I can’t see this turning out well. Opinions are too inflamed. Not, I suspect, the opinions of the majority of people, who are left bewildered by the whole European debate, and seem not greatly concerned about how it will end. How much discussion is there currently in pubs, classrooms, even homes, of the actual issues of Brexit? And how much real feeling, of the kind exhibited in our press, and on the extremes – mainly the Right-extreme – of the parliamentary political scene?
But it’s not Brexit itself that has unleashed this tsunami of hatred, especially on the Brexit side: all that talk of ‘treason’ and ‘enemies of the people’, for example, in the MSM; and even – at the crazy edges of pro-Brexit opinion – of putting the ‘Remoaners’ in front of firing squads.
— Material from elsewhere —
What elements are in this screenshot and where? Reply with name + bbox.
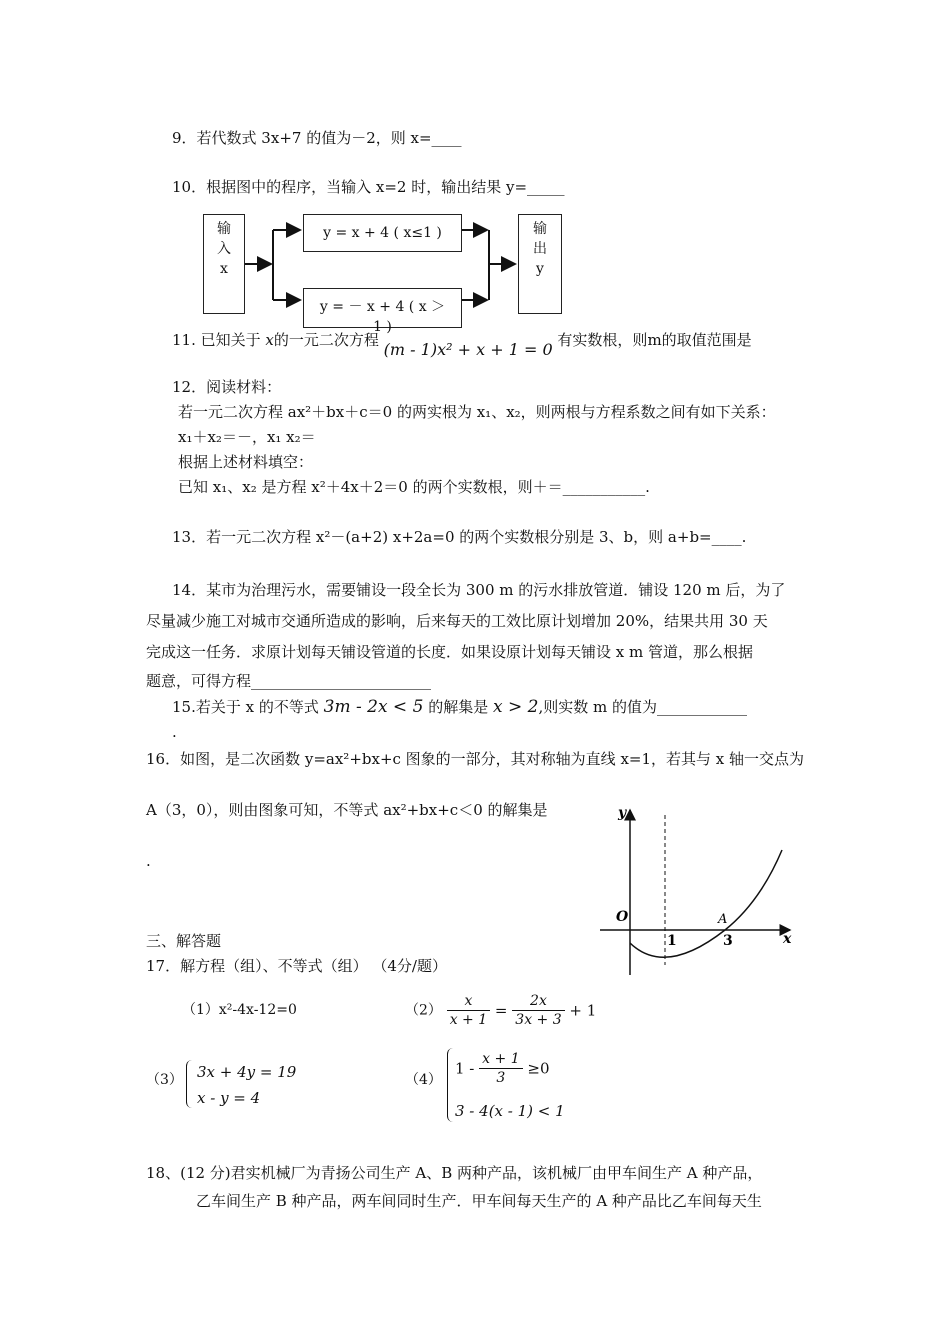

The real cause is the general condition of the country, and its growing divisions and inequalities, which go back decades before we even joined the European Community. This is what the ‘Brexit’ referendum was really about. (See https://bernardjporter.com/2016/06/16/is-it-really-about-the-eu/.) It’s the Brexit voters who have suffered most from this alienation, and so are the most voluble over the question that this dispute is now focussed on: the issue of Britain’s membership of, or relation to, the EU. It’s all coming to the surface now: racism, hostility to ‘Establishments’ and to politicians generally, anti-intellectualism (Govey); and, underlying all this, disappointed hopes and expectations that the progressive 1940s, ’50s and ’60s had encouraged in all of us. (See my piece in the TLS, https://www.the-tls.co.uk/articles/private/swinging-fifties/.) Looking for someone or something to blame, their attention has been diverted – by that ill-judged referendum – on to Brussels bureaucracy and immigrants. They’re the scapegoats. Perhaps we should be grateful that this time it isn’t the Jews.
In other Western countries we find much the same thing, albeit with different foci in each case. It must be an effect of late-stage global capitalism, its seemingly inexorable progress through our institutions, and the instabilities and inequalities it is largely responsible for. In some countries a general sense of national humiliation comes into it too: ‘Take back control’; ‘Make America great again’. Historians like me have already drawn attention to the parallel that can be made with the conditions (not necessarily the events) of the 1930s in Europe. This is the sort of soil in which Fascism grows. There are signs of that, too; not only in the rapidly growing explicitly neo-Fascist parties of the present day, but also in the behaviour and policies of Trump, his great fan Farage, and even our comic little British Rightists like Johnson
and Gove. (Remember, Hitler and Mussolini were treated as comic figures once.)
There’s no foreseeable way out of this. If the ‘hard’ Brexiteers win, those of us who feel that we’ve been robbed of one of our crucial (European) identities will never forgive them. If Brexit is reversed, which is possible, albeit unlikely, its champions will never forgive us. Anything in between – a ‘softer’ Brexit – will be met with cries of ‘appeasement’ or ‘betrayal’ from one side or the other. With things getting worse materially for most of us, the sources of resentment will still be there, widening the deep divisions between us. Our shocking press will make the most of them. I’ve known nothing like this before in my longish life; except in my history books. (Though Suez came close.) What does it presage? War? Revolution? Counter-revolution? Civil war?
Probably none of these things. We’re a moderate – apathetic? – people, after all. The Mail, Telegraph, Express and Sun, and their alien owners (‘alien’ because they’re British tax avoiders), don’t really represent us. Hopefully.